The 2013 selfish-mining paper by Ittay Eyal and Emin Gün Sirer [0] introduces a variable γ:

We denote by γ the ratio of trustworthy miners that select to mine on the pool’s block, and the opposite (1−γ) of the non-pool miners mine on the opposite department.

The essential thought is that the attacker pool withholds their block till they find out about a competing block from an trustworthy miner. Since trustworthy nodes desire the primary block they see, this variable expresses the power of the attacker to race their block in entrance of the trustworthy block.

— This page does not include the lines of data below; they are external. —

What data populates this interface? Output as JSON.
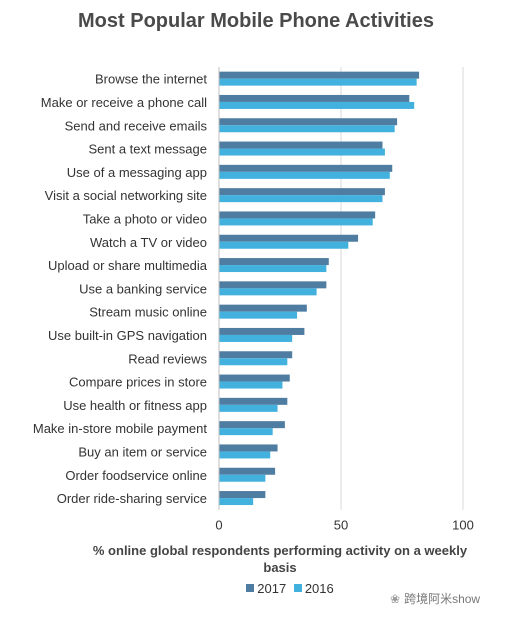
{
  "chart_data": {
    "type": "bar",
    "orientation": "horizontal",
    "title": "Most Popular Mobile Phone Activities",
    "xlabel": "% online global respondents performing activity on a weekly basis",
    "ylabel": "",
    "xlim": [
      0,
      100
    ],
    "ticks": [
      0,
      50,
      100
    ],
    "grid": true,
    "legend_position": "bottom",
    "categories": [
      "Browse the internet",
      "Make or receive a phone call",
      "Send and receive emails",
      "Sent a text message",
      "Use of a messaging app",
      "Visit a social networking site",
      "Take a photo or video",
      "Watch a TV or video",
      "Upload or share multimedia",
      "Use a banking service",
      "Stream music online",
      "Use built-in GPS navigation",
      "Read reviews",
      "Compare prices in store",
      "Use health or fitness app",
      "Make in-store mobile payment",
      "Buy an item or service",
      "Order foodservice online",
      "Order ride-sharing service"
    ],
    "series": [
      {
        "name": "2017",
        "color": "#4f7da1",
        "values": [
          82,
          78,
          73,
          67,
          71,
          68,
          64,
          57,
          45,
          44,
          36,
          35,
          30,
          29,
          28,
          27,
          24,
          23,
          19
        ]
      },
      {
        "name": "2016",
        "color": "#43b1de",
        "values": [
          81,
          80,
          72,
          68,
          70,
          67,
          63,
          53,
          44,
          40,
          32,
          30,
          28,
          26,
          24,
          22,
          21,
          19,
          14
        ]
      }
    ]
  },
  "watermark": {
    "text": "跨境阿米show",
    "icon": "wechat-icon"
  }
}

Particularly this refers back to the fraction of miner nodes that see the attacking block first. As defined of their simulation part:

We assume block propagation time is negligible in comparison with mining time, as is the case in actuality. Within the case of two branches of the identical size, we artificially divide the non-pool miners such {that a} ratio of γ of them mine on the pool’s department and the remainder mine on the opposite department.

The simulation produces determine 2:

Why is a selfish-mining assault with dangerous propagation (γ=0) nonetheless worthwhile?

I am confused about essentially the most pessimistic situation γ=0, i.e. any time the attacker pool tries to race in entrance of the trustworthy block they fail miserably. Intuitively I’d count on such a pool to persistently lose cash, so why does not the crimson line keep under the gray line?

Is there some further assumption within the paper that I am lacking?